- Education: Stony Brook University (PhD); Cornell University (BA);
- Scientific career
- Fields: Physical Chemistry; Chemical Engineering; Soft Matter; Biophysics;
- Workplaces: North Carolina State University; Princeton University;
- Doctoral advisor: George Stell
- Website: https://carolkhall.wordpress.ncsu.edu/

= Carol K. Hall =

American chemical engineer

Carol Klein Hall is an American chemical engineer, the Camille Dreyfus Distinguished University Professor of Chemical and Biomolecular Engineering at North Carolina State University. Her research involves biomolecule simulation, self-assembly of soft materials, and the design of synthetic peptides.

==Education and career==
Hall majored in physics at Cornell University, graduating in 1967. She completed her doctorate in physics in 1972 at Stony Brook University, under the supervision of George Stell.

After postdoctoral research at Cornell, and a brief stint as a researcher in corporate economics at Bell Labs, she joined the chemical engineering faculty at Princeton University in 1977, and moved to North Carolina State University in 1985. She was one of the first women to be appointed to a chemical engineering faculty in the United States.

==Recognition==
In 2005, Hall was elected a member of the National Academy of Engineering "for applications of modern thermodynamic and computer-simulation methods to chemical engineering problems involving macromolecules and complex fluids".
She currently serves as Home Secretary for National Academy of Engineering. She became a fellow of the American Physical Society in 2007, "for creating a new paradigm to simulate protein aggregation through a combination of intermediate-resolution molecular models and the discontinuous molecular dynamics method". She is also a fellow of the American Institute of Chemical Engineers (AIChE).
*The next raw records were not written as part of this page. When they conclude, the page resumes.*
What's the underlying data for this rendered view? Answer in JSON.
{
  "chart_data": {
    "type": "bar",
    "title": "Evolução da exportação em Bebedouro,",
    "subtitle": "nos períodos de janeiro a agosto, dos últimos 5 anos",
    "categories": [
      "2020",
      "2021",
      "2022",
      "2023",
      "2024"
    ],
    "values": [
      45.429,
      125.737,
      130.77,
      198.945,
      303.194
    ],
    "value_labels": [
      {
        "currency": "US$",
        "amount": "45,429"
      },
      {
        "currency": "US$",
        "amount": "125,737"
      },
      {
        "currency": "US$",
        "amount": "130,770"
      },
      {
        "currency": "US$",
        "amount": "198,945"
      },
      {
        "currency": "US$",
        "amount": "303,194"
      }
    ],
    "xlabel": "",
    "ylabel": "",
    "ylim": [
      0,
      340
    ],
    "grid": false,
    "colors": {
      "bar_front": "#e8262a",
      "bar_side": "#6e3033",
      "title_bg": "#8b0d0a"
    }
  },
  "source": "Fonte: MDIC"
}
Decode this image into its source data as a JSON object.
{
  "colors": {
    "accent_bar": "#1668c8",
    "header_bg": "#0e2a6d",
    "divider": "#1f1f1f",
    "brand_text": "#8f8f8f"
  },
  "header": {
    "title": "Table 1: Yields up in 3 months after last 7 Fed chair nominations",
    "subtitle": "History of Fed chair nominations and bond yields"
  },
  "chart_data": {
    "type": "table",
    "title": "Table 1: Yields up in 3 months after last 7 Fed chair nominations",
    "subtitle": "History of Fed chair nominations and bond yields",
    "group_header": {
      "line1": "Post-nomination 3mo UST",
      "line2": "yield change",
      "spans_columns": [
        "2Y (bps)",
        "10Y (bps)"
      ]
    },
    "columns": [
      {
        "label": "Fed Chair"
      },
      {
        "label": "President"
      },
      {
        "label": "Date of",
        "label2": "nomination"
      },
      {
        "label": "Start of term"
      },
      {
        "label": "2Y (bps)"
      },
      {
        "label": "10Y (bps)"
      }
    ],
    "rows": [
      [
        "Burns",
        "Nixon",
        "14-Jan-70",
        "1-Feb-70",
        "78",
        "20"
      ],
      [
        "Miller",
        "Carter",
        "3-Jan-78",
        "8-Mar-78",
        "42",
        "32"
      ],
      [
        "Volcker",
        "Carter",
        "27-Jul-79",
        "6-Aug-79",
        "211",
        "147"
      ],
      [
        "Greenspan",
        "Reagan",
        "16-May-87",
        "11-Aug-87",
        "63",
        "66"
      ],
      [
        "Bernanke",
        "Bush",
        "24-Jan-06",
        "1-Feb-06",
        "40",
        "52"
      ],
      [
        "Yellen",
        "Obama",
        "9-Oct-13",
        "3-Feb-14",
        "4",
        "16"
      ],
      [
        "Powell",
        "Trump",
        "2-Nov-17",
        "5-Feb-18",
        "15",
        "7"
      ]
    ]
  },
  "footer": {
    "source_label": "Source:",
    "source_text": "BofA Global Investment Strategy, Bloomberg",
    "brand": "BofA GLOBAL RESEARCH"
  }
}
In 2019, she was elected as fellow of American Association for the Advancement of Science for her "contributions to the field of thermodynamics using statistical methods and computer simulation methods to solve engineering problems involving macromolecules and complex fluids."

In 2015, she won the FOMMS Medal, given triennially at the Conference on Foundations of Molecular Modeling and Simulation (FOMMS) for "profound and lasting contributions by one or more individuals to the development of computational methods and their application to the field of molecular-based modeling and simulation". In the same year the American Institute of Chemical Engineers gave her their Founders Award for Outstanding Contributions to the Field of Chemical Engineering.

Hall was appointed as a Camille Dreyfus Distinguished University Professor in 2005. In 2008, she listed by AIChE as "One Hundred Engineers of the Modern Era”. In 2015, she received the Foundations of Molecular Modeling and Simulation (FOMMS) Medal, to honor "profound and lasting contribution by one or more individuals to the development of computational methods and their application to the field of molecular-based modeling and simulation". Also in 2015, she received the AIChE Founders award. In 2020, she received the AIChE Institute Margaret H. Rousseau Pioneer Award for Lifetime Achievement by a Woman Chemical Engineer.